Later that year, while Mr. Shahzad was staying with his parents in Peshawar, he became incensed by American-led drone strikes in the tribal region of Pakistan bordering Afghanistan. Mr. Shahzad, who is of Pashtun lineage, called Mr. Hussain and said, "They're killing Pashtuns," the Pakistani official said. Mr. Hussain was "against innocent people dying in the tribal areas because of the drone strikes," his brother, Khalid Hussain, said in an interview, adding that most Pakistanis shared that view.
Mr. Shahzad also reached out to Mr. Mughal, who by then had trained with the Pakistani Taliban, earning enough credibility to persuade them that Mr. Shahzad was not a spy, according to people familiar with the case.
"Let's go," Mr. Shahzad told Mr. Mughal on the phone, according to a person familiar with the case. In December, the three men met in Mr. Mughal's home in Rawalpindi, then drove to Waziristan, where Mr. Mughal left them with an instructor and two aides, according to the interviews. Over the next five weeks, Mr. Shahzad, Mr. Hussain and a third recruit underwent boot-camp-style training, followed by instruction in bomb making.
When Pakistani Taliban leaders realized that Mr. Shahzad carried an American passport, they asked him to return to the United States to carry out an attack, and discussed possible targets with him, said people familiar with the case. The group initially gave Mr. Shahzad $4,000 in cash, he said in court. After he returned to New York on Feb. 2, Mr. Shahzad stayed in contact with the group through Mr. Mughal, who remained in Pakistan. They communicated about logistics and Mr. Mughal wired him additional installments of cash; the indictment against Mr. Shahzad says he received $12,000.

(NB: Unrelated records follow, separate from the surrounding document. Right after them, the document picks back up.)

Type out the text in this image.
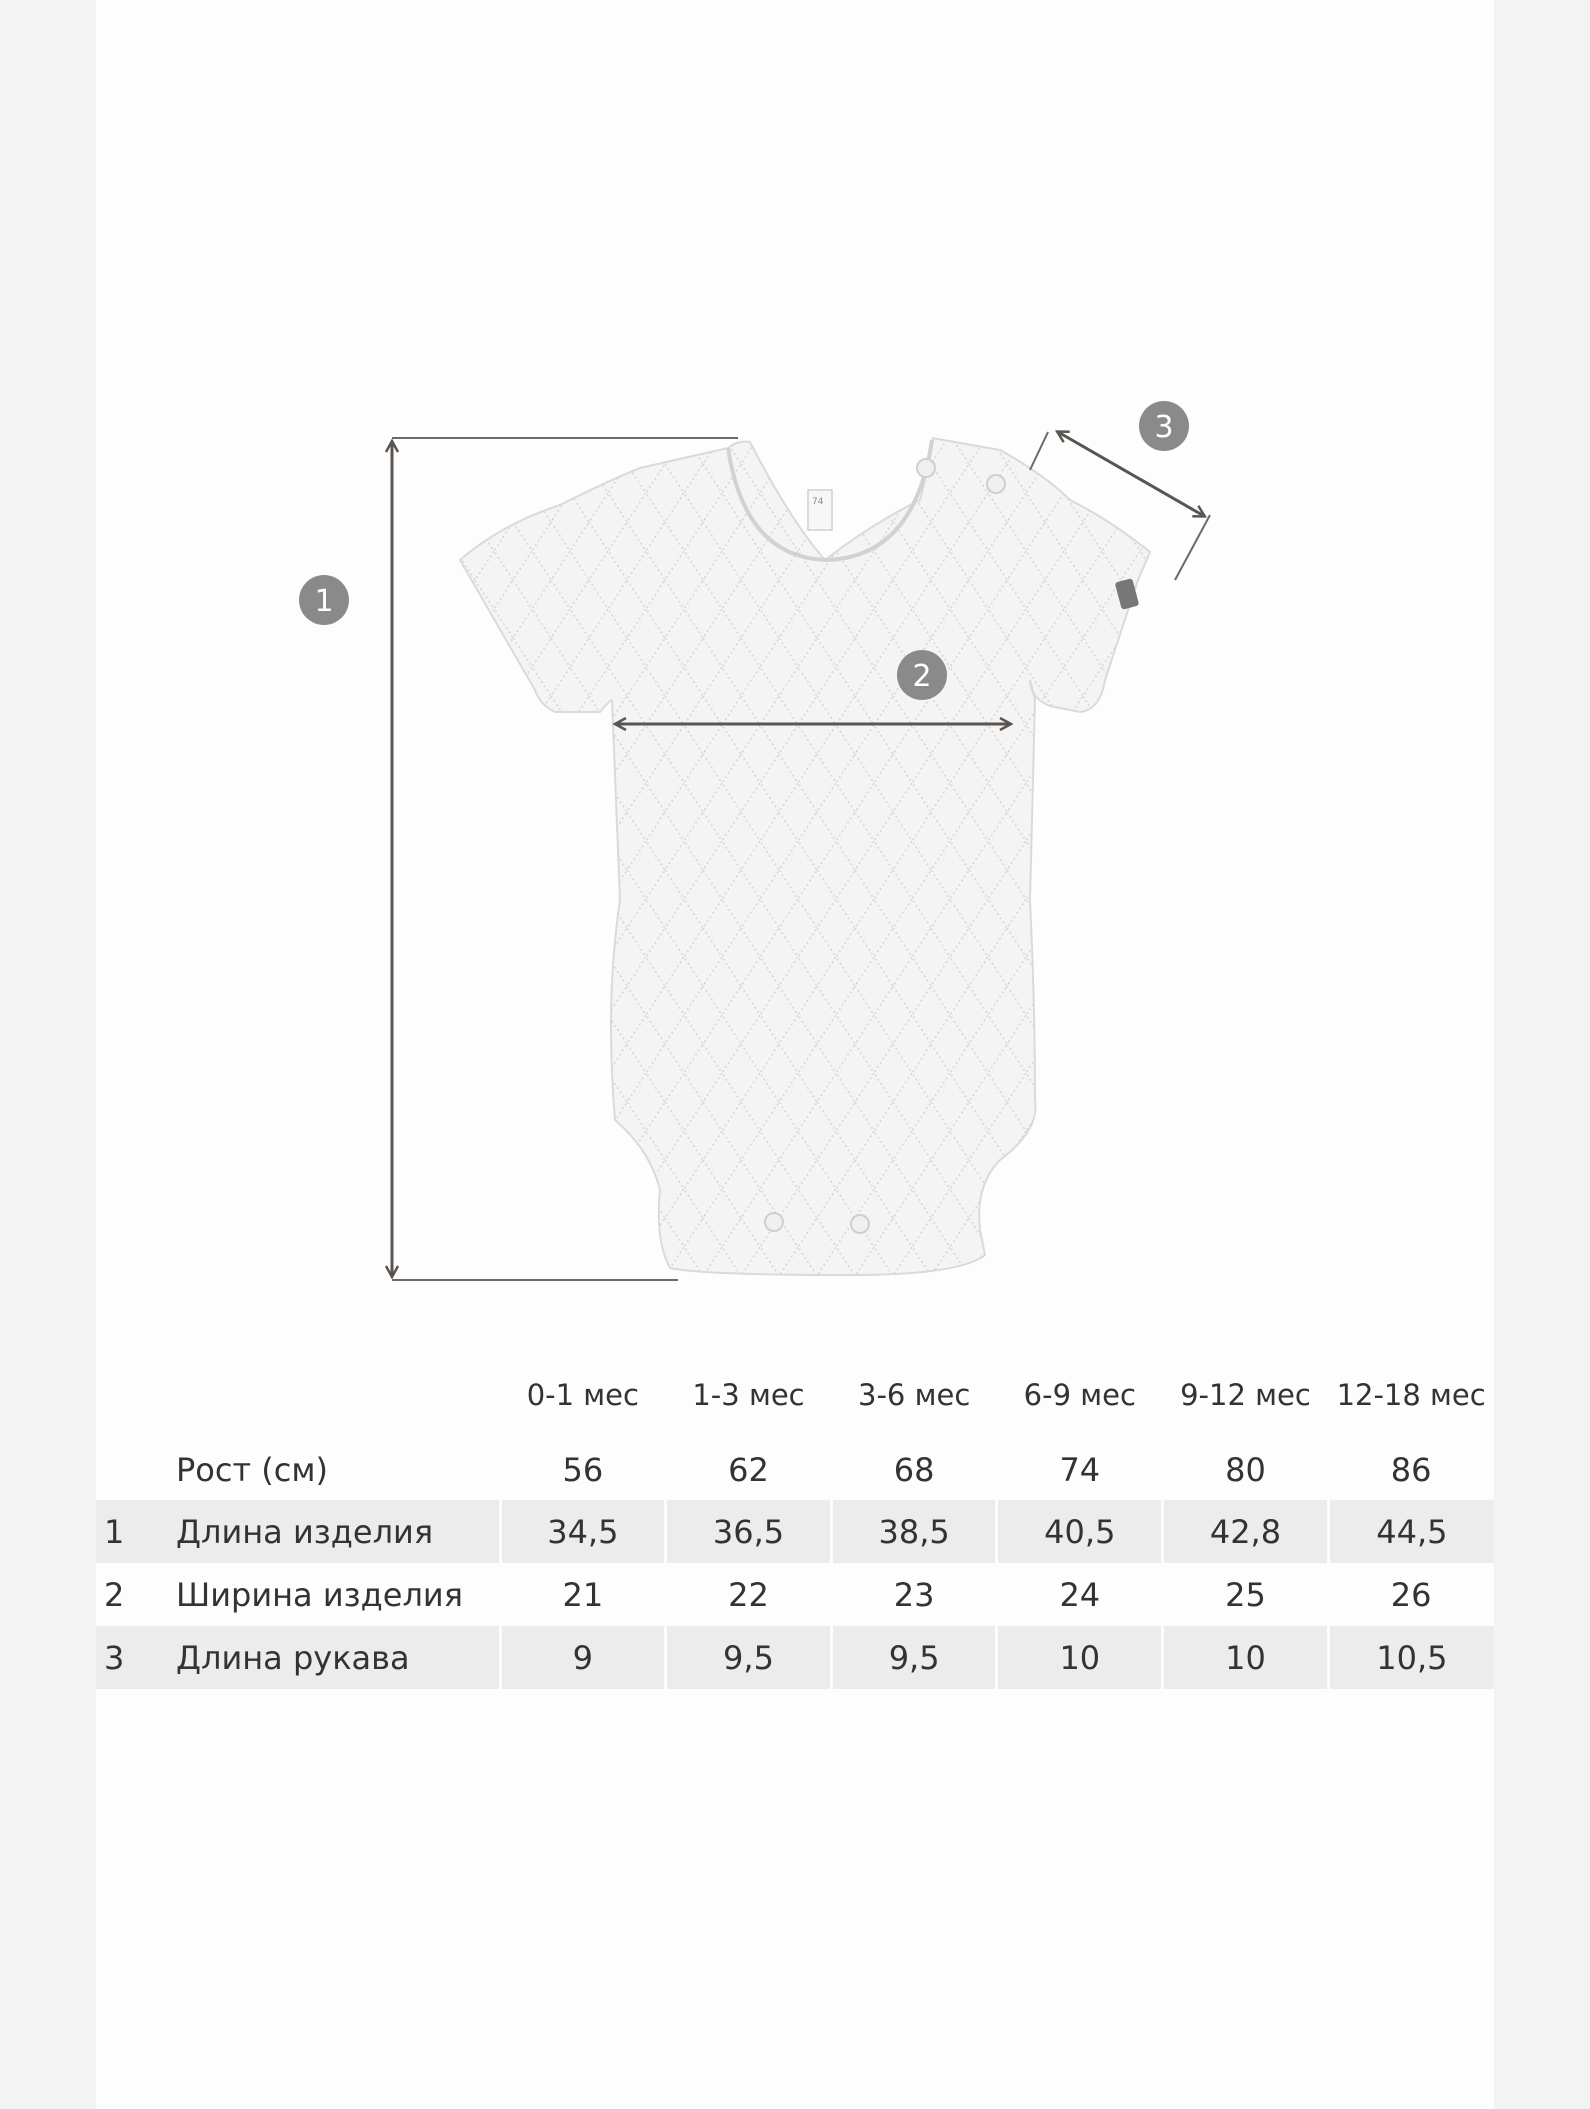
74
1
2
3
		0-1 мес	1-3 мес	3-6 мес	6-9 мес	9-12 мес	12-18 мес
	Рост (см)	56	62	68	74	80	86
1	Длина изделия	34,5	36,5	38,5	40,5	42,8	44,5
2	Ширина изделия	21	22	23	24	25	26
3	Длина рукава	9	9,5	9,5	10	10	10,5
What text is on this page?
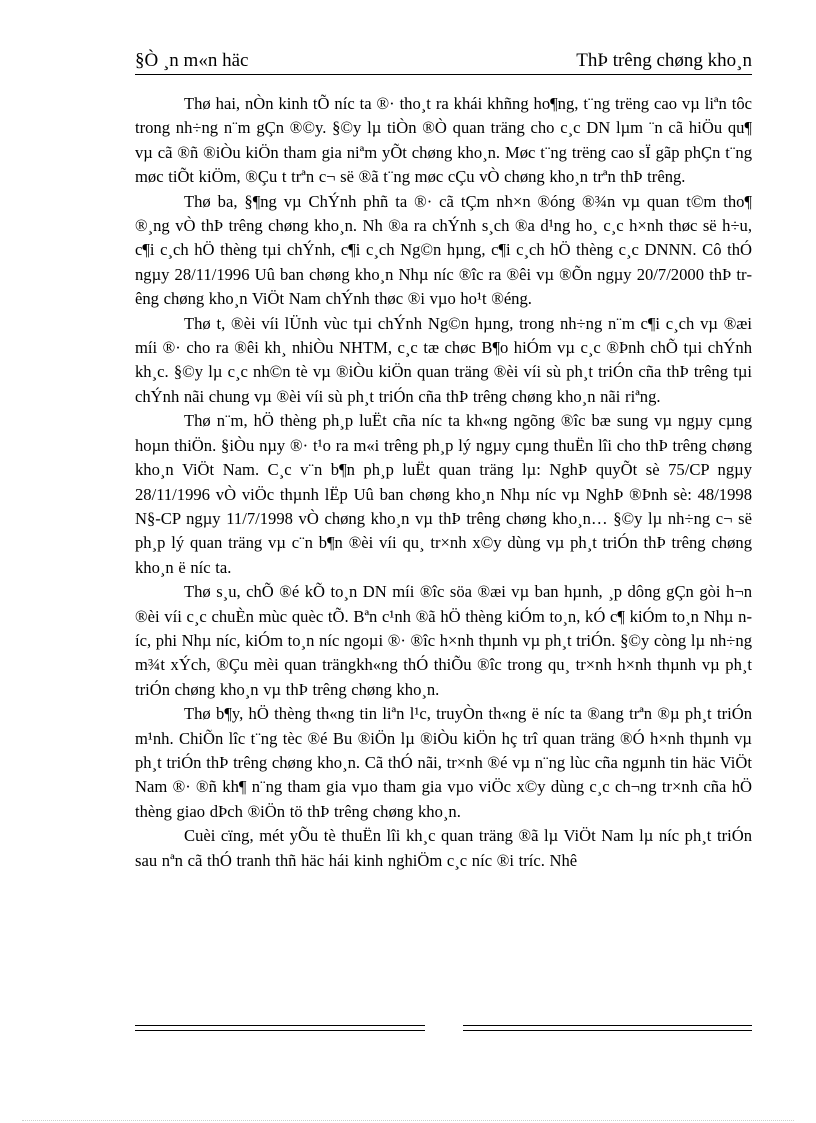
§Ò ¸n m«n häc	ThÞ trêng chøng kho¸n

Thø hai, nÒn kinh tÕ níc ta ®· tho¸t ra khái khñng ho¶ng, t¨ng trëng cao vµ liªn tôc trong nh÷ng n¨m gÇn ®©y. §©y lµ tiÒn ®Ò quan träng cho c¸c DN lµm ¨n cã hiÖu qu¶ vµ cã ®ñ ®iÒu kiÖn tham gia niªm yÕt chøng kho¸n. Møc t¨ng trëng cao sÏ gãp phÇn t¨ng møc tiÕt kiÖm, ®Çu t trªn c¬ së ®ã t¨ng møc cÇu vÒ chøng kho¸n trªn thÞ trêng.

Thø ba, §¶ng vµ ChÝnh phñ ta ®· cã tÇm nh×n ®óng ®¾n vµ quan t©m tho¶ ®¸ng vÒ thÞ trêng chøng kho¸n. Nh ®a ra chÝnh s¸ch ®a d¹ng ho¸ c¸c h×nh thøc së h÷u, c¶i c¸ch hÖ thèng tµi chÝnh, c¶i c¸ch Ng©n hµng, c¶i c¸ch hÖ thèng c¸c DNNN. Cô thÓ ngµy 28/11/1996 Uû ban chøng kho¸n Nhµ níc ®îc ra ®êi vµ ®Õn ngµy 20/7/2000 thÞ trêng chøng kho¸n ViÖt Nam chÝnh thøc ®i vµo ho¹t ®éng.

Thø t, ®èi víi lÜnh vùc tµi chÝnh Ng©n hµng, trong nh÷ng n¨m c¶i c¸ch vµ ®æi míi ®· cho ra ®êi kh¸ nhiÒu NHTM, c¸c tæ chøc B¶o hiÓm vµ c¸c ®Þnh chÕ tµi chÝnh kh¸c. §©y lµ c¸c nh©n tè vµ ®iÒu kiÖn quan träng ®èi víi sù ph¸t triÓn cña thÞ trêng tµi chÝnh nãi chung vµ ®èi víi sù ph¸t triÓn cña thÞ trêng chøng kho¸n nãi riªng.

Thø n¨m, hÖ thèng ph¸p luËt cña níc ta kh«ng ngõng ®îc bæ sung vµ ngµy cµng hoµn thiÖn. §iÒu nµy ®· t¹o ra m«i trêng ph¸p lý ngµy cµng thuËn lîi cho thÞ trêng chøng kho¸n ViÖt Nam. C¸c v¨n b¶n ph¸p luËt quan träng lµ: NghÞ quyÕt sè 75/CP ngµy 28/11/1996 vÒ viÖc thµnh lËp Uû ban chøng kho¸n Nhµ níc vµ NghÞ ®Þnh sè: 48/1998 N§-CP ngµy 11/7/1998 vÒ chøng kho¸n vµ thÞ trêng chøng kho¸n… §©y lµ nh÷ng c¬ së ph¸p lý quan träng vµ c¨n b¶n ®èi víi qu¸ tr×nh x©y dùng vµ ph¸t triÓn thÞ trêng chøng kho¸n ë níc ta.

Thø s¸u, chÕ ®é kÕ to¸n DN míi ®îc söa ®æi vµ ban hµnh, ¸p dông gÇn gòi h¬n ®èi víi c¸c chuÈn mùc quèc tÕ. Bªn c¹nh ®ã hÖ thèng kiÓm to¸n, kÓ c¶ kiÓm to¸n Nhµ níc, phi Nhµ níc, kiÓm to¸n níc ngoµi ®· ®îc h×nh thµnh vµ ph¸t triÓn. §©y còng lµ nh÷ng m¾t xÝch, ®Çu mèi quan trängkh«ng thÓ thiÕu ®îc trong qu¸ tr×nh h×nh thµnh vµ ph¸t triÓn chøng kho¸n vµ thÞ trêng chøng kho¸n.

Thø b¶y, hÖ thèng th«ng tin liªn l¹c, truyÒn th«ng ë níc ta ®ang trªn ®µ ph¸t triÓn m¹nh. ChiÕn lîc t¨ng tèc ®é Bu ®iÖn lµ ®iÒu kiÖn hç trî quan träng ®Ó h×nh thµnh vµ ph¸t triÓn thÞ trêng chøng kho¸n. Cã thÓ nãi, tr×nh ®é vµ n¨ng lùc cña ngµnh tin häc ViÖt Nam ®· ®ñ kh¶ n¨ng tham gia vµo tham gia vµo viÖc x©y dùng c¸c ch¬ng tr×nh cña hÖ thèng giao dÞch ®iÖn tö thÞ trêng chøng kho¸n.

Cuèi cïng, mét yÕu tè thuËn lîi kh¸c quan träng ®ã lµ ViÖt Nam lµ níc ph¸t triÓn sau nªn cã thÓ tranh thñ häc hái kinh nghiÖm c¸c níc ®i tríc. Nhê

After Mr. Shahzad was arrested May 3 trying to flee the country following his bombing attempt, he cooperated with the investigation, officials said. Soon after, the Pakistani authorities arrested Mr. Mughal, Mr. Hussain and others in their circle, including a catering company executive and a retired army major, who has since been released.
During a visit to Islamabad on Sunday, Richard C. Holbrooke, the special representative for Afghanistan and Pakistan, said that both Pakistan and America shared responsibility for the fact that Mr. Shahzad had "slipped through our nets."
"Neither country paid enough attention to the warning signs," he said. "We are working with the Pakistanis to tighten our methods of trying to locate and prevent that in advance."